According to the industry body’s Gold Demand Trends, demand was down in all sectors, due mainly to a decline in consumption from top buyers India and China, Infomine reported.
Positive figures coming out of Europe and the US failed to offset the general drop, caused by directionless prices, the report adds.
Total gold supply was also affected in the three months to June 30. The total was down 5% to 1,033 tons, as an increase in mine production of 3% to 787 tons in Q2 of 2015 was offset by declining recycling levels—down 8% to 251 tons.
“It is fair to say that investment demand for the quarter remained muted given the continuing recovery in the US economy and booming stock markets in India and China during the quarter,” said Alistair Hewitt, head of Market Intelligence at the World Gold Council.
“Conversely, sharp falls in Chinese stock markets have shaken the largely consumer investment base and we are seeing early indications of interest in buying gold again—all illustrating the unique self-balancing nature of gold demand and the diverse drivers which underpin it,” Hewitt added.
After rising to over $1,200 per ounce in June, gold prices have tumbled, facing seven weeks of mostly uninterrupted losses, the longest fall since 1999. After mid-July, the situation got even worse, with bullion falling below $1,090 per ton as sellers in China appeared to offload the precious metal.
That’s also when China’s announced gold reserves—though exhibiting significant growth—resulted to be much lower than all expectations.

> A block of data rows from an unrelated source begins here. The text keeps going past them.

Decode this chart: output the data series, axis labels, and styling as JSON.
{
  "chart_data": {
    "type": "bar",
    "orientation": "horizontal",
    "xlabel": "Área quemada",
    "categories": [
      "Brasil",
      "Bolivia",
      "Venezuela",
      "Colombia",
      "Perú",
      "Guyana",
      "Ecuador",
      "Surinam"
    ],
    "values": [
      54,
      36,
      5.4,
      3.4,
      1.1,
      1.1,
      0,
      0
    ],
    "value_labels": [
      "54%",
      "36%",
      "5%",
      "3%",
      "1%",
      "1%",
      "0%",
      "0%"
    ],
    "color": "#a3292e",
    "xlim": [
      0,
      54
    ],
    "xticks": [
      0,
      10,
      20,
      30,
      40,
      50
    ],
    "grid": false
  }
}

Juan Carlos Artigas, director of investment research at WGC, told Mining.com, it is worth noting that the report released Thursday covers the period from March to June 2015, which means it precedes more recent activity in July and August. When considering the last two months, however, the WGC sees a more encouraging picture emerging on the horizon, Artigas added.
The analyst highlighted that, in reality, demand has been fairly consistent overall when seen as part of a longer term trend. “The apparent weakness in Q2 2015 relates to strength seen in previous years, especially in 2013, when consumer demand grew exponentially. This front loaded some of the demand that normally would have been done later,” he concluded.